List available timezones by region.

**Parameters:**
- `region` (string, optional): Region filter - "all", "Europe", "America", "Asia", "Africa", "Australia" (default: "all")

**Example:**
```json
{
  "region": "Europe"
}
```

**Features:**
- Lists all available timezone names
- Filter by continent/region
- Useful for discovering correct timezone names

### 9. get_location_by_ip

Get geolocation information based on IP address. Returns country, city, timezone, coordinates, ISP, and more.

**Parameters:**
- `ip_address` (string, optional): IP address to lookup (e.g., "8.8.8.8"). If not provided, detects the server's public IP location.

**Example:**
```json
{
  "ip_address": "8.8.8.8"
}
```

**Returns:**
- IP address
- Country, region, city, ZIP code
- Timezone (can be used with get_current_datetime!)
- Latitude and longitude coordinates
- ISP and organization information
- AS number

**Features:**
- Free API, no API key required
- Automatic timezone detection for location-aware responses
- Works with both IPv4 and IPv6
- Graceful error handling for invalid/private IPs
- Perfect companion to datetime tool for automatic timezone detection

**Use Cases:**
- Auto-detect user's timezone for time-aware responses
- Location-based content customization
- Network diagnostics and IP analysis
- Geographic data for analytics

## Development

### Install development dependencies

```bash
pip install -e ".[dev]"
```

### Running tests

```bash
pytest
```

### Code formatting

```bash
black src/
```

### Linting

```bash
ruff check src/
```

## Architecture

### Tools

- **DuckDuckGo Search** ([tools/duckduckgo.py](src/mcp_search_server/tools/duckduckgo.py))
  - Async web scraping from DuckDuckGo HTML and Lite versions
  - Result caching (24 hours)
  - Retry logic with backoff

- **Wikipedia** ([tools/wikipedia.py](src/mcp_search_server/tools/wikipedia.py))
  - Wikipedia API integration
  - Article search and summary retrieval
  - HTML cleaning

- **Link Parser** ([tools/link_parser.py](src/mcp_search_server/tools/link_parser.py))
  - Multiple parsing methods (Readability, Newspaper3k, BeautifulSoup)
  - Early exit optimization
  - Content cleaning

- **PDF Parser** ([tools/pdf_parser.py](src/mcp_search_server/tools/pdf_parser.py))
  - PyPDF2 and pdfplumber support
  - Automatic library selection
  - Page-by-page extraction with limits

## Caching

The server uses local caching for search results:

- **Location**: `~/.mcp-search-cache/`
- **TTL**: 24 hours
- **Format**: JSON

## Troubleshooting

### PDF parsing not working

Install one of the PDF libraries:

```bash
pip install PyPDF2
# or
pip install pdfplumber
```

### Web content extraction fails

The server tries multiple methods automatically:
1. Readability (best for articles)
2. Newspaper3k (good for news sites)
3. BeautifulSoup (fallback for all sites)

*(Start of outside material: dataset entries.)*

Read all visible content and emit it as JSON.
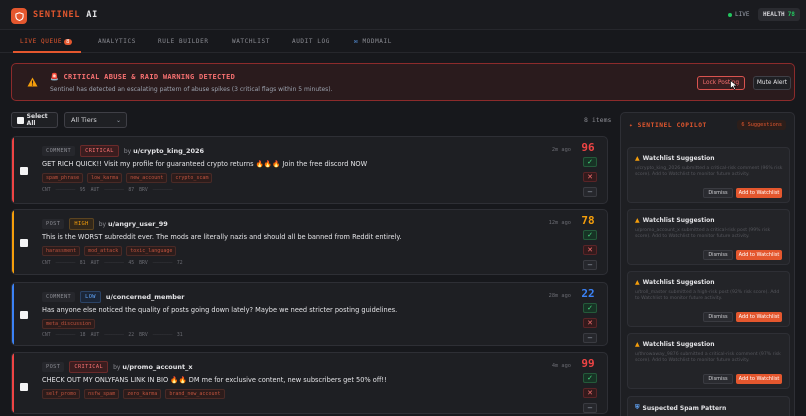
{
  "app": {
    "brand_a": "SENTINEL",
    "brand_b": "AI",
    "live_label": "LIVE",
    "health_label": "HEALTH",
    "health_value": "78"
  },
  "tabs": [
    {
      "label": "LIVE QUEUE",
      "count": "8",
      "active": true
    },
    {
      "label": "ANALYTICS"
    },
    {
      "label": "RULE BUILDER"
    },
    {
      "label": "WATCHLIST"
    },
    {
      "label": "AUDIT LOG"
    },
    {
      "label": "MODMAIL",
      "icon": "envelope-icon"
    }
  ],
  "alert": {
    "title": "CRITICAL ABUSE & RAID WARNING DETECTED",
    "description": "Sentinel has detected an escalating pattern of abuse spikes (3 critical flags within 5 minutes).",
    "lock_label": "Lock Posting",
    "mute_label": "Mute Alert"
  },
  "toolbar": {
    "select_all": "Select All",
    "tier_filter": "All Tiers",
    "item_count": "8 items"
  },
  "stats_labels": {
    "cnt": "CNT",
    "aut": "AUT",
    "brv": "BRV"
  },
  "queue": [
    {
      "type": "COMMENT",
      "tier": "CRITICAL",
      "tier_class": "critical",
      "by": "by",
      "user": "u/crypto_king_2026",
      "ago": "2m ago",
      "text": "GET RICH QUICK!! Visit my profile for guaranteed crypto returns 🔥🔥🔥 Join the free discord NOW",
      "tags": [
        "spam_phrase",
        "low_karma",
        "new_account",
        "crypto_scam"
      ],
      "cnt": "95",
      "aut": "87",
      "brv": "",
      "score": "96",
      "color": "#ef4444"
    },
    {
      "type": "POST",
      "tier": "HIGH",
      "tier_class": "high",
      "by": "by",
      "user": "u/angry_user_99",
      "ago": "12m ago",
      "text": "This is the WORST subreddit ever. The mods are literally nazis and should all be banned from Reddit entirely.",
      "tags": [
        "harassment",
        "mod_attack",
        "toxic_language"
      ],
      "cnt": "81",
      "aut": "45",
      "brv": "72",
      "score": "78",
      "color": "#f59e0b"
    },
    {
      "type": "COMMENT",
      "tier": "LOW",
      "tier_class": "low",
      "by": "by",
      "user": "u/concerned_member",
      "ago": "28m ago",
      "text": "Has anyone else noticed the quality of posts going down lately? Maybe we need stricter posting guidelines.",
      "tags": [
        "meta_discussion"
      ],
      "cnt": "18",
      "aut": "22",
      "brv": "31",
      "score": "22",
      "color": "#3b82f6"
    },
    {
      "type": "POST",
      "tier": "CRITICAL",
      "tier_class": "critical",
      "by": "by",
      "user": "u/promo_account_x",
      "ago": "4m ago",
      "text": "CHECK OUT MY ONLYFANS LINK IN BIO 🔥🔥 DM me for exclusive content, new subscribers get 50% off!!",
      "tags": [
        "self_promo",
        "nsfw_spam",
        "zero_karma",
        "brand_new_account"
      ],
      "cnt": "",
      "aut": "",
      "brv": "",
      "score": "99",
      "color": "#ef4444"
    }
  ],
  "copilot": {
    "title": "SENTINEL COPILOT",
    "badge": "6 Suggestions",
    "suggestions": [
      {
        "title": "Watchlist Suggestion",
        "desc": "u/crypto_king_2026 submitted a critical-risk comment (96% risk score). Add to Watchlist to monitor future activity.",
        "dismiss": "Dismiss",
        "add": "Add to Watchlist"
      },
      {
        "title": "Watchlist Suggestion",
        "desc": "u/promo_account_x submitted a critical-risk post (99% risk score). Add to Watchlist to monitor future activity.",
        "dismiss": "Dismiss",
        "add": "Add to Watchlist"
      },
      {
        "title": "Watchlist Suggestion",
        "desc": "u/troll_master submitted a high-risk post (92% risk score). Add to Watchlist to monitor future activity.",
        "dismiss": "Dismiss",
        "add": "Add to Watchlist"
      },
      {
        "title": "Watchlist Suggestion",
        "desc": "u/throwaway_9876 submitted a critical-risk comment (97% risk score). Add to Watchlist to monitor future activity.",
        "dismiss": "Dismiss",
        "add": "Add to Watchlist"
      }
    ],
    "last_title": "Suspected Spam Pattern"
  }
}
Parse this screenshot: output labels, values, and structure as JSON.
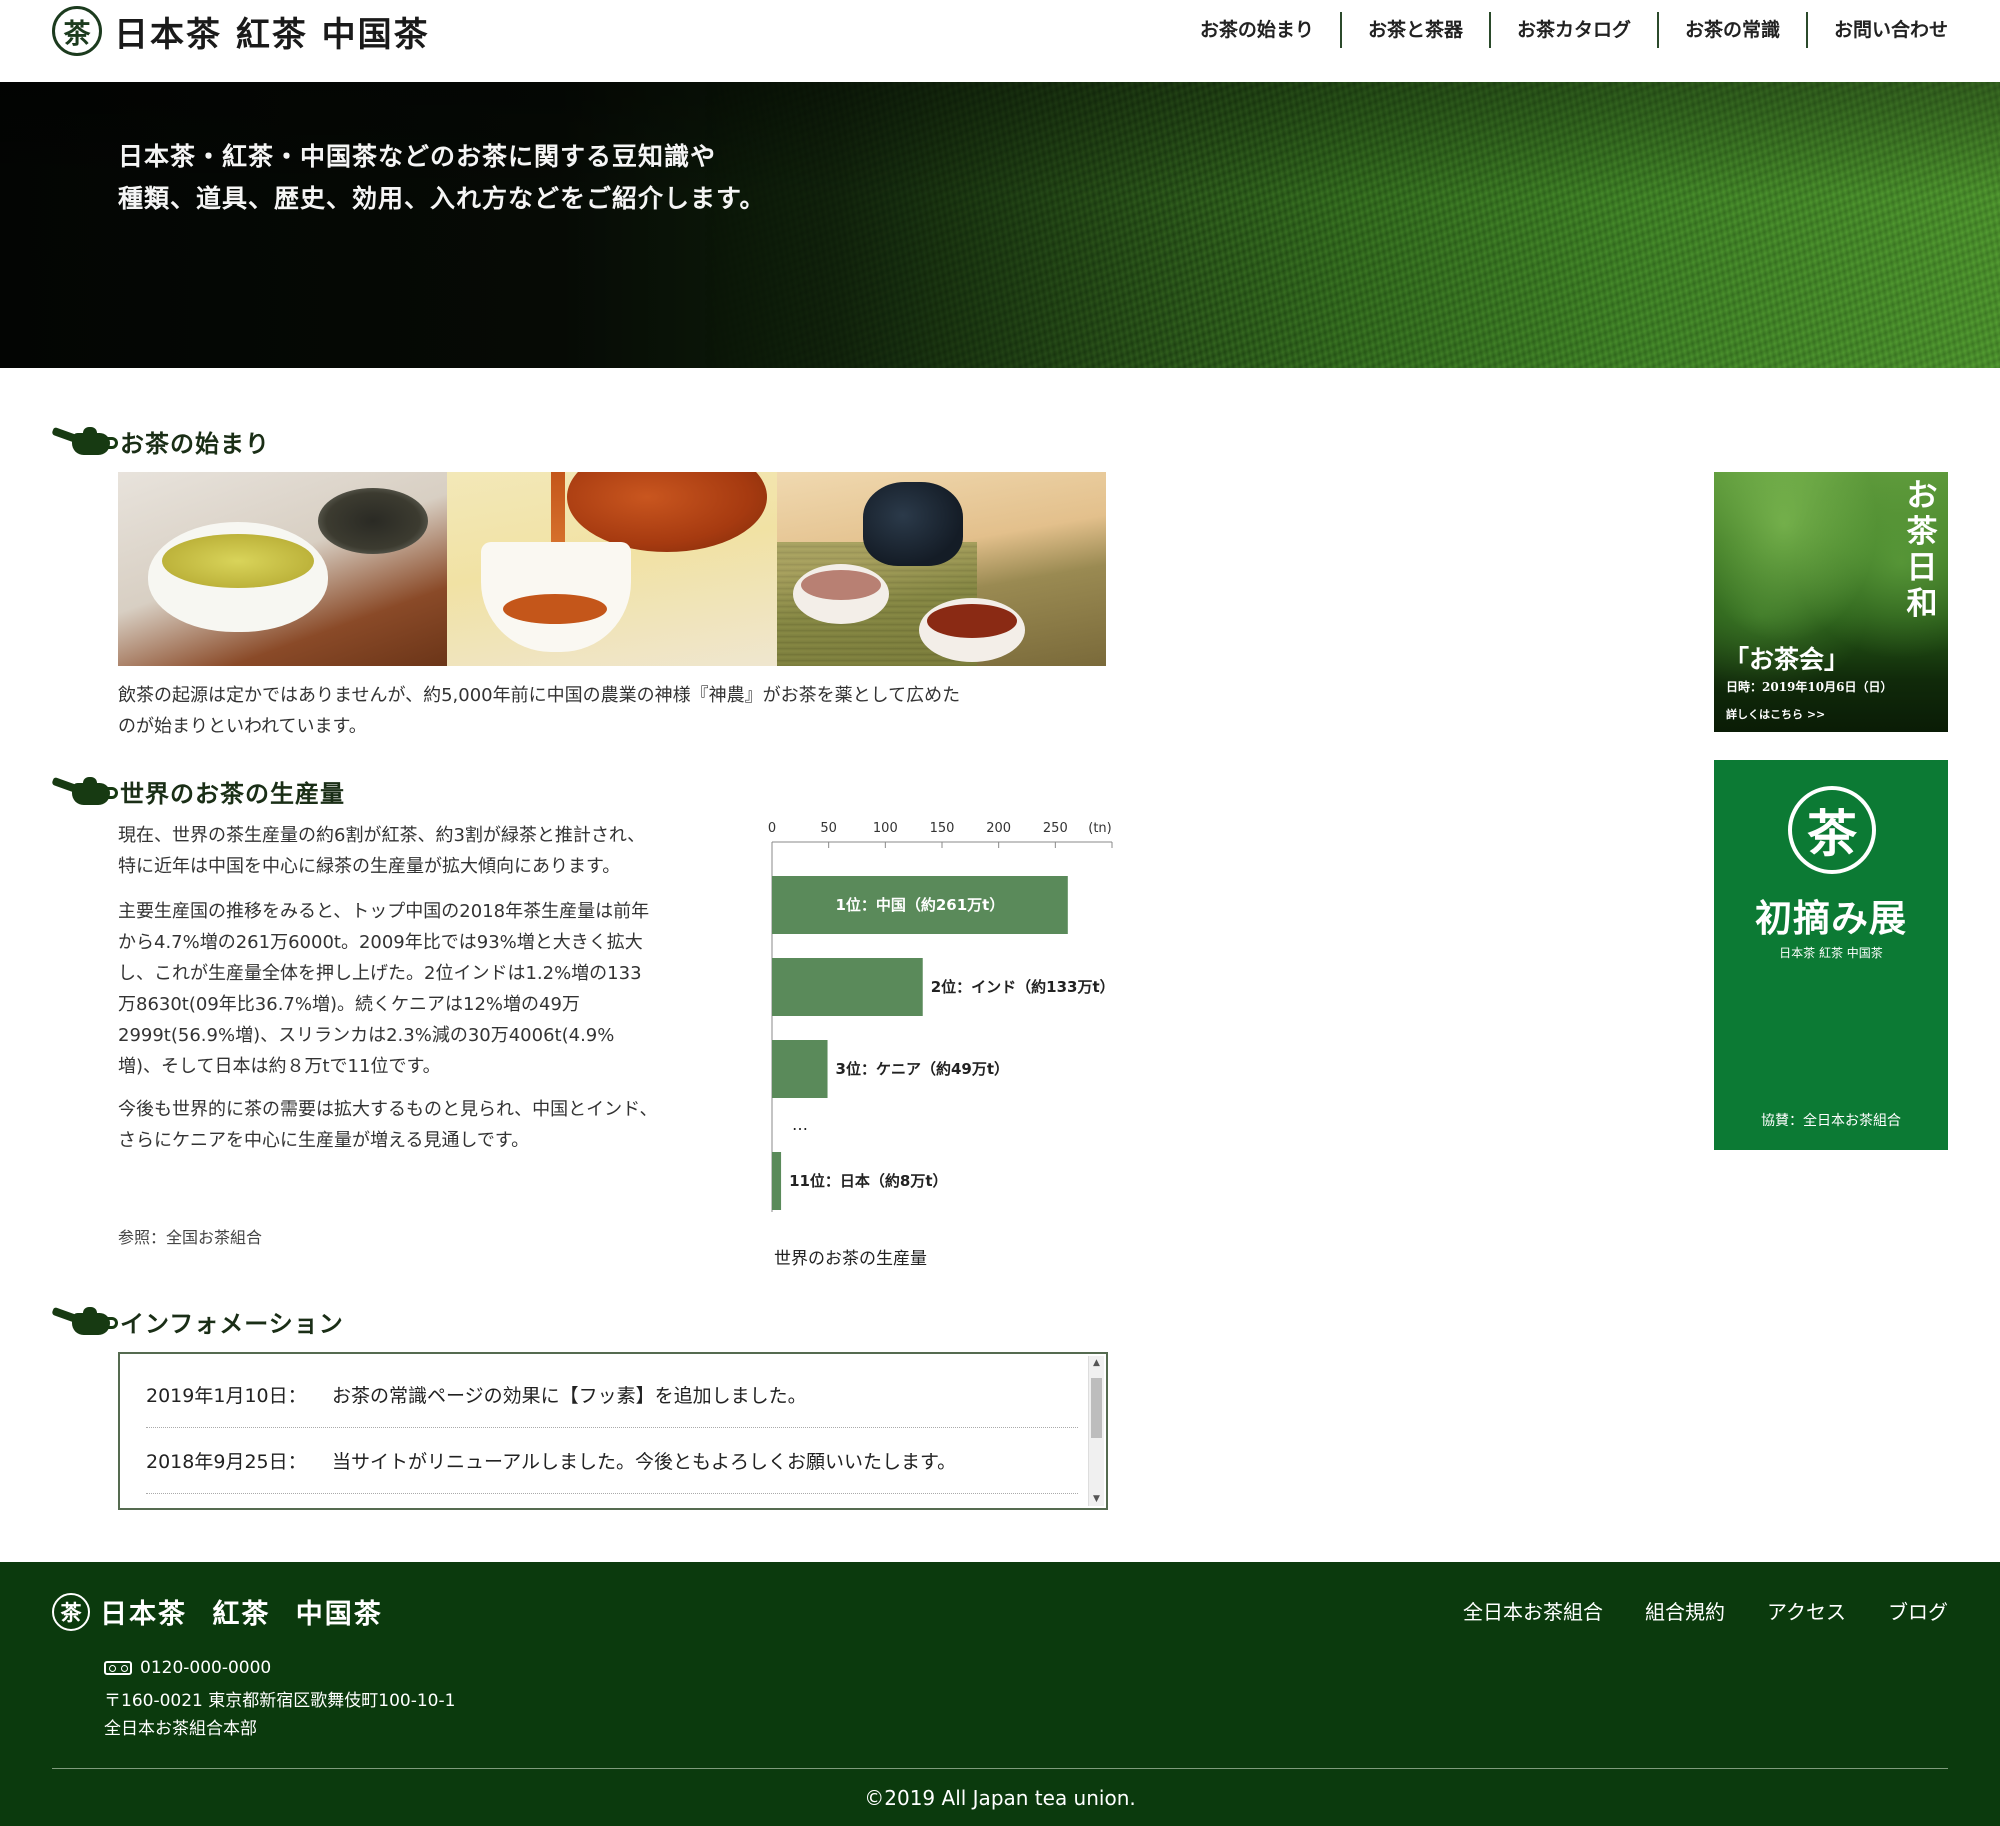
{
  "header": {
    "logo_mark": "茶",
    "logo_text": "日本茶 紅茶 中国茶",
    "nav": [
      "お茶の始まり",
      "お茶と茶器",
      "お茶カタログ",
      "お茶の常識",
      "お問い合わせ"
    ]
  },
  "hero": {
    "line1": "日本茶・紅茶・中国茶などのお茶に関する豆知識や",
    "line2": "種類、道具、歴史、効用、入れ方などをご紹介します。"
  },
  "origin": {
    "title": "お茶の始まり",
    "line1": "飲茶の起源は定かではありませんが、約5,000年前に中国の農業の神様『神農』がお茶を薬として広めた",
    "line2": "のが始まりといわれています。"
  },
  "production": {
    "title": "世界のお茶の生産量",
    "p1_line1": "現在、世界の茶生産量の約6割が紅茶、約3割が緑茶と推計され、",
    "p1_line2": "特に近年は中国を中心に緑茶の生産量が拡大傾向にあります。",
    "p2_line1": "主要生産国の推移をみると、トップ中国の2018年茶生産量は前年",
    "p2_line2": "から4.7%増の261万6000t。2009年比では93%増と大きく拡大",
    "p2_line3": "し、これが生産量全体を押し上げた。2位インドは1.2%増の133",
    "p2_line4": "万8630t(09年比36.7%増)。続くケニアは12%増の49万",
    "p2_line5": "2999t(56.9%増)、スリランカは2.3%減の30万4006t(4.9%",
    "p2_line6": "増)、そして日本は約８万tで11位です。",
    "p3_line1": "今後も世界的に茶の需要は拡大するものと見られ、中国とインド、",
    "p3_line2": "さらにケニアを中心に生産量が増える見通しです。",
    "reference": "参照：全国お茶組合"
  },
  "chart_data": {
    "type": "bar",
    "orientation": "horizontal",
    "title": "",
    "caption": "世界のお茶の生産量",
    "xlabel": "",
    "unit_label": "(tn)",
    "xlim": [
      0,
      300
    ],
    "ticks": [
      "0",
      "50",
      "100",
      "150",
      "200",
      "250"
    ],
    "tick_values": [
      0,
      50,
      100,
      150,
      200,
      250
    ],
    "categories": [
      "1位：中国（約261万t）",
      "2位：インド（約133万t）",
      "3位：ケニア（約49万t）",
      "11位：日本（約8万t）"
    ],
    "values": [
      261,
      133,
      49,
      8
    ],
    "ellipsis": "…",
    "bar_color": "#5a8a5a",
    "label_inside": [
      true,
      false,
      false,
      false
    ],
    "grid": false
  },
  "info": {
    "title": "インフォメーション",
    "items": [
      {
        "date": "2019年1月10日：",
        "text": "お茶の常識ページの効果に【フッ素】を追加しました。"
      },
      {
        "date": "2018年9月25日：",
        "text": "当サイトがリニューアルしました。今後ともよろしくお願いいたします。"
      }
    ]
  },
  "banner1": {
    "vertical_title": "お茶日和",
    "event": "「お茶会」",
    "date": "日時：2019年10月6日（日）",
    "more": "詳しくはこちら >>"
  },
  "banner2": {
    "mark": "茶",
    "title": "初摘み展",
    "subtitle": "日本茶 紅茶 中国茶",
    "sponsor": "協賛：全日本お茶組合"
  },
  "footer": {
    "logo_mark": "茶",
    "logo_text": "日本茶 紅茶 中国茶",
    "nav": [
      "全日本お茶組合",
      "組合規約",
      "アクセス",
      "ブログ"
    ],
    "tel": "0120-000-0000",
    "address": "〒160-0021 東京都新宿区歌舞伎町100-10-1",
    "org": "全日本お茶組合本部",
    "copyright": "©2019 All Japan tea union."
  },
  "colors": {
    "header_green": "#1c3b1e",
    "footer_bg": "#0b3a0d",
    "banner2_bg": "#0c7a34",
    "chart_bar": "#5a8a5a"
  }
}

If all methods fail, check:
- The URL is accessible
- The site doesn't block automated access
- Your internet connection

### Wikipedia search returns no results

- Check your internet connection
- Try a different search term
- The Wikipedia API might be temporarily unavailable

## License

MIT

## Contributing

Contributions are welcome! Please feel free to submit a Pull Request.